After leaving the forest we had lunch on a rise overlooking the surround mountains with the DRC in the distance. I had forgotten about my toe but now it was reminding me it was still there so I quickly changed into my sandals for the remaining walk to the vehicles. By the time we reached our camp I was not feeling well nor was Jessica so we took it easy for the rest of the night. We had learned of another bus back to Kampala that was reportedly better then the one we took but it would require a 1 1/2 hour motorcycle taxi at 6am to reach it. We said what the heck it could not be worse and after dinner bedded down for the night with dreams of gorillas in our heads. We awoke the next morning at 5am feeling terrible, packed up and boared our awaiting motos in complete darkness. It was a clear sky with the moon out as we descended the mountain on a dirt road with rocks, packs in tow on three motos. We had picked up Jaimie, another American who was in our tracking group.

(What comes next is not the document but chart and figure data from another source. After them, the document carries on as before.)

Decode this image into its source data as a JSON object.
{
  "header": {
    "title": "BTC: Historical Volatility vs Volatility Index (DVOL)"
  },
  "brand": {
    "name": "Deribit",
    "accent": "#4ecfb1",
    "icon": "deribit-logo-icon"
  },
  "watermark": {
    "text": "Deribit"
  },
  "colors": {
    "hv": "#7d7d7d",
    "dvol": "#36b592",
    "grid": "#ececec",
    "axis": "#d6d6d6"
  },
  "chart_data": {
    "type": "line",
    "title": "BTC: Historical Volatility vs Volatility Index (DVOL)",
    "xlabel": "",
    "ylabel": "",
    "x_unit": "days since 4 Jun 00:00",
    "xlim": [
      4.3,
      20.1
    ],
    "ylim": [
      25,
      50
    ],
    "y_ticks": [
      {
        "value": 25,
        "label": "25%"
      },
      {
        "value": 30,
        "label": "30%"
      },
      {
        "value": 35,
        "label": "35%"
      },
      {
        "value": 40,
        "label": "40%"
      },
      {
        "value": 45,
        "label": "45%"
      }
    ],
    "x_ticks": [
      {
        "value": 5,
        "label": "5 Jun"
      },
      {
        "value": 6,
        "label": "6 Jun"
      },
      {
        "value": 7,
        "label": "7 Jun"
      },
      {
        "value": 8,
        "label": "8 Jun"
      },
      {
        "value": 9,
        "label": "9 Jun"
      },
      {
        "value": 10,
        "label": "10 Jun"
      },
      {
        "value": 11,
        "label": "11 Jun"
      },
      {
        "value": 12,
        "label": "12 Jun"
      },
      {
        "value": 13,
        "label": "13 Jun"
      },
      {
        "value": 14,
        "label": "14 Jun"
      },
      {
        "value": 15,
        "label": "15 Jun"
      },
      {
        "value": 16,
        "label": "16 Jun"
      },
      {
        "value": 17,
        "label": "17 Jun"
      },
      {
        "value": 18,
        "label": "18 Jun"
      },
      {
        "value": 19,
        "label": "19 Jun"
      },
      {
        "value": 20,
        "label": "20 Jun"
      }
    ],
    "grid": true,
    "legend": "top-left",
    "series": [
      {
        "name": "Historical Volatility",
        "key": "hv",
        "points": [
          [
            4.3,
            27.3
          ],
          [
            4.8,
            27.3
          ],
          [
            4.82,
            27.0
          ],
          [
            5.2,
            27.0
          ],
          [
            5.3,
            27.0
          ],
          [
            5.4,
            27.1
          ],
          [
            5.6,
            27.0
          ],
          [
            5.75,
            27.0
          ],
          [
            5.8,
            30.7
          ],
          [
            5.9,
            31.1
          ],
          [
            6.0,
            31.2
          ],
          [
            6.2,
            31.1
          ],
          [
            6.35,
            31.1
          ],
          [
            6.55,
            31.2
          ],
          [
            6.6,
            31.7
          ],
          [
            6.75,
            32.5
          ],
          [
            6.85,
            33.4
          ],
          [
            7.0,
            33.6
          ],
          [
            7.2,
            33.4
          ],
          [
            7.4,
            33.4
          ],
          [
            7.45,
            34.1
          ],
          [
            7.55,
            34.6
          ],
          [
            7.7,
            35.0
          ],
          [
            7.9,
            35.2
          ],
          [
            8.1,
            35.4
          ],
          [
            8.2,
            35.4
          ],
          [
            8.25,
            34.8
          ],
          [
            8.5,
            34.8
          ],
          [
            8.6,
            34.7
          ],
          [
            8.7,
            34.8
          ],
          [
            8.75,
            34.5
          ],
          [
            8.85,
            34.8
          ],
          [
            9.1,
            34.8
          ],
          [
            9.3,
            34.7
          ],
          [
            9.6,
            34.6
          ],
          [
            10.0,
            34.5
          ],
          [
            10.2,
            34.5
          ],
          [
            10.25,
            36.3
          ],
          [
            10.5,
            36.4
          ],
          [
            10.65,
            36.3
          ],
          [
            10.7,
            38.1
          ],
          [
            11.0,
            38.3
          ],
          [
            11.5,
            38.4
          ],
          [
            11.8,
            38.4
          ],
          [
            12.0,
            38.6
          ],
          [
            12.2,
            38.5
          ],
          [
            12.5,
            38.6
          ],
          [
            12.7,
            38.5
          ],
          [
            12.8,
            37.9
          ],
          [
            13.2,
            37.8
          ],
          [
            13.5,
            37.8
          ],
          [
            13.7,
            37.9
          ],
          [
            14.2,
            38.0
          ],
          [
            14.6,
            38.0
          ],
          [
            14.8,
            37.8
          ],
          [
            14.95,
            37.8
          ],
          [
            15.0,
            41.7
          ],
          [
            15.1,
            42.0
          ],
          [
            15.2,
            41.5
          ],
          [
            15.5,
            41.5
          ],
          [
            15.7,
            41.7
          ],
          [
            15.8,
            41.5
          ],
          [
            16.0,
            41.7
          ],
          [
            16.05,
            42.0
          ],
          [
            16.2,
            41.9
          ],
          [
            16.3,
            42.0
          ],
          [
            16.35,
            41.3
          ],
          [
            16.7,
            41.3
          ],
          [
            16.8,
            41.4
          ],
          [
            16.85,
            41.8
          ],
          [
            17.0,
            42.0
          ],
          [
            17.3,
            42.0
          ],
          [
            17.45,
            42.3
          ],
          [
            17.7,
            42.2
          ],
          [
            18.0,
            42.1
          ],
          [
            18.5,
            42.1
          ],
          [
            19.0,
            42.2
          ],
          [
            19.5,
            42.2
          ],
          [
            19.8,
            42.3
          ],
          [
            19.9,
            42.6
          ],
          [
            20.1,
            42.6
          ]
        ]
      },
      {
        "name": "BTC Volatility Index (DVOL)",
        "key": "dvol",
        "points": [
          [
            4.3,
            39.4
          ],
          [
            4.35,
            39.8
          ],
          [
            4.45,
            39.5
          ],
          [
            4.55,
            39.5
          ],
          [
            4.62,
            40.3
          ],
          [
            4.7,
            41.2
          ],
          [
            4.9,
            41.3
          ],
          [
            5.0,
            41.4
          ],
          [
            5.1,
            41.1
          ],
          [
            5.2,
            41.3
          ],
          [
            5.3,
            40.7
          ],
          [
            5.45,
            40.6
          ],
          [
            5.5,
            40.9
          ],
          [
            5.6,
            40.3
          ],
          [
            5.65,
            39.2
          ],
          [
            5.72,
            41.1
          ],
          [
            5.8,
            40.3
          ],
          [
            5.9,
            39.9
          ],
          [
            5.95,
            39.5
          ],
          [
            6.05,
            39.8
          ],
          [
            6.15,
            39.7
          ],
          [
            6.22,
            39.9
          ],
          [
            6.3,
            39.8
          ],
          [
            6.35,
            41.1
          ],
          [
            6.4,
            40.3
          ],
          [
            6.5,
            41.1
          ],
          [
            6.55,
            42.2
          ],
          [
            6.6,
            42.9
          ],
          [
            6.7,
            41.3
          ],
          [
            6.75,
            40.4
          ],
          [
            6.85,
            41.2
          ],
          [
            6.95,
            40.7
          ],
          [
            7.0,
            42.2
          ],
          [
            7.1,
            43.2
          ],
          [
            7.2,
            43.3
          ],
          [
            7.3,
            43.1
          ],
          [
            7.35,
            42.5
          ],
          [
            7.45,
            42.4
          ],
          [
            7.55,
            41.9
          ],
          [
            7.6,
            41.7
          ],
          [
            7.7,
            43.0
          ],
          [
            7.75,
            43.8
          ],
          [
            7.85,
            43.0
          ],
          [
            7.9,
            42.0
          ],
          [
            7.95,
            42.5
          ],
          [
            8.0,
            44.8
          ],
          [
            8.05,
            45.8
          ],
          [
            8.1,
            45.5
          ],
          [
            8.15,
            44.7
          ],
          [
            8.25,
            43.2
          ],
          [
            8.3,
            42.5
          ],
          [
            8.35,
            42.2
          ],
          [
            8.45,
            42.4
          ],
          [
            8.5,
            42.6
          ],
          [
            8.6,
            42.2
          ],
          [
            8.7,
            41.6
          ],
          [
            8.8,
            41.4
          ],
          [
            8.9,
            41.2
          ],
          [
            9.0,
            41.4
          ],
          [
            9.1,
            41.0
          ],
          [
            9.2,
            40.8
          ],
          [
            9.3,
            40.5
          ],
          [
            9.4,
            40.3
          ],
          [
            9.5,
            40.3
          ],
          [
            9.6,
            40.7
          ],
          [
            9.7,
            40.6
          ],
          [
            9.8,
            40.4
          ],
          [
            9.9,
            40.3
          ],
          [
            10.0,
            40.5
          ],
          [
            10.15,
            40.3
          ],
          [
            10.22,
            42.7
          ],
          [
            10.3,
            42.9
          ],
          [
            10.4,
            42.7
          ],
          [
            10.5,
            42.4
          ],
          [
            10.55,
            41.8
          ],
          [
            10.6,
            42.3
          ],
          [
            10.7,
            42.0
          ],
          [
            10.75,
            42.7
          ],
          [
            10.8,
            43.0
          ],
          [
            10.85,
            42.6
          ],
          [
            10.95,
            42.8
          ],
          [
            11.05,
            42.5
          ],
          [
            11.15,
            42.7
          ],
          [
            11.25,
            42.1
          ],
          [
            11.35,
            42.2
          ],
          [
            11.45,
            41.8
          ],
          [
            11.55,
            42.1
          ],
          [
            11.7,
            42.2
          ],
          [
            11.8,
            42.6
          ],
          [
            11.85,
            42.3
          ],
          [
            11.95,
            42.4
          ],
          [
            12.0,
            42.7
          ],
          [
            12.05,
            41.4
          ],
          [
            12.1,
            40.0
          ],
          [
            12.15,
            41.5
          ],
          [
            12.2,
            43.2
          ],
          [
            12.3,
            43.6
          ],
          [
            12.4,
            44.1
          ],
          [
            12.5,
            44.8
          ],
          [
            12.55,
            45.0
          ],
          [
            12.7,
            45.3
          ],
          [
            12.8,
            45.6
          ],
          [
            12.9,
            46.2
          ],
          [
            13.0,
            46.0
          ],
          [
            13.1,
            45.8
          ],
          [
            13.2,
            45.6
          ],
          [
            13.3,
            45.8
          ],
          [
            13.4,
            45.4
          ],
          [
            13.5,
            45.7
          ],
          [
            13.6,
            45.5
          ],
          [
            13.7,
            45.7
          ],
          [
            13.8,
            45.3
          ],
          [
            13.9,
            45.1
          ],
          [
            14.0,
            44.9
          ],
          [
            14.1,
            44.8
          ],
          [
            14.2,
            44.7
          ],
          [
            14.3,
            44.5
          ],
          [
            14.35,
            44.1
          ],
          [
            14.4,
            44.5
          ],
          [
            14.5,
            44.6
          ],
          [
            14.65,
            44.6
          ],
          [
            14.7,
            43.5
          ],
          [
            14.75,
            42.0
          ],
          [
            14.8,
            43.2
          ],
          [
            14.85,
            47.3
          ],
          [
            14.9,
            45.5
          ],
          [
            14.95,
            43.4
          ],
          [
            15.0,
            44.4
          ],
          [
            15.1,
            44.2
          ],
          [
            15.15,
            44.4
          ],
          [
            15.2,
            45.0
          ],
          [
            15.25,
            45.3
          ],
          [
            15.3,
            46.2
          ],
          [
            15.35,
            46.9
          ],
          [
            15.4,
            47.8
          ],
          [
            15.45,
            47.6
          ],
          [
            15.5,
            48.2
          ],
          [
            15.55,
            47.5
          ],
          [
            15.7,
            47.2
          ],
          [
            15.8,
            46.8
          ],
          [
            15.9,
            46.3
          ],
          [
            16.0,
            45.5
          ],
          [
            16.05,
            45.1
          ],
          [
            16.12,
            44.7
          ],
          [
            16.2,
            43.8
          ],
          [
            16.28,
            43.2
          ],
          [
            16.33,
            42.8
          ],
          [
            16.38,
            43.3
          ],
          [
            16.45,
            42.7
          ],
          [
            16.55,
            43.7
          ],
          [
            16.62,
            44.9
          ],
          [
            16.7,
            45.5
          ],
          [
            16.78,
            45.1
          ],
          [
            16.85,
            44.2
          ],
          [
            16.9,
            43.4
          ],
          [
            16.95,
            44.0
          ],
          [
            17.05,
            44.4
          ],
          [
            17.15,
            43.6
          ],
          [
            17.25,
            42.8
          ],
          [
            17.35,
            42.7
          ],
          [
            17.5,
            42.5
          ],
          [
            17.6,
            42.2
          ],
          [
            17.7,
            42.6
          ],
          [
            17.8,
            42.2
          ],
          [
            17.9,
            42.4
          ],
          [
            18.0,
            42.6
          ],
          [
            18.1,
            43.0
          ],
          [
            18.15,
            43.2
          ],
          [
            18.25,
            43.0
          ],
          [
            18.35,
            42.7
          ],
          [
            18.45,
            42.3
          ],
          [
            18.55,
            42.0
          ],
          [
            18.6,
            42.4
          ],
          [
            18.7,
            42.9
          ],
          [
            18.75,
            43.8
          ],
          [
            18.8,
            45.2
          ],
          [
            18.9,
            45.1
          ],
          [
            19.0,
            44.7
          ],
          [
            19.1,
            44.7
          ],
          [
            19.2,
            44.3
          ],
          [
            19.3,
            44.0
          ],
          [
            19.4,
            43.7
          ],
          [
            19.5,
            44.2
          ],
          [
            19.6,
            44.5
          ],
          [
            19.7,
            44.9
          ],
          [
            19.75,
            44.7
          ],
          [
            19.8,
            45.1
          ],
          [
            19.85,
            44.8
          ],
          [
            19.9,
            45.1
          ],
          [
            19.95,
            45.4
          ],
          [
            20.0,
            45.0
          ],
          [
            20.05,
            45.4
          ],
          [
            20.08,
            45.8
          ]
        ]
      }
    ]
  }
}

She had been on the same bus we took a day later and had her boots stolen so she also threw her lot in with us for a different bus. It was a first for me to see the sunrise from the back of a motorcycle while traveling down a mountain, not a bad way to start the day. 1.5 hours later, the bus we wanted was not running (of course, we always have to remind ourselves it is Africa!)so our drivers hurried us down the road to another bus going to Kampala that they managed to stop and wait for us. We had to pay a little premium for the driver to wait but we made it on. THe bus was not much different then the other but a tad newer and made fewer stops including to pee. However, we made it back to Kampala in the daylight and caught a moto back to Red Chilis for a few nights rest before catching a bus back to Nairobi. The one thing notable we did in Kampala was book an airline flight from Nairobi to Addis Ababa, Ethopia. We just could not do another bus ride like before and the one from Nairobi to Addis is supposed to take 4-5 days!!! So we bit the bullet and man it will be so worth it.....ah!

Tags: bwindi, gorillas, uganda



I wish I had read this part of the story before sending the other e-mail. What a wonderful expereince with the gorillas!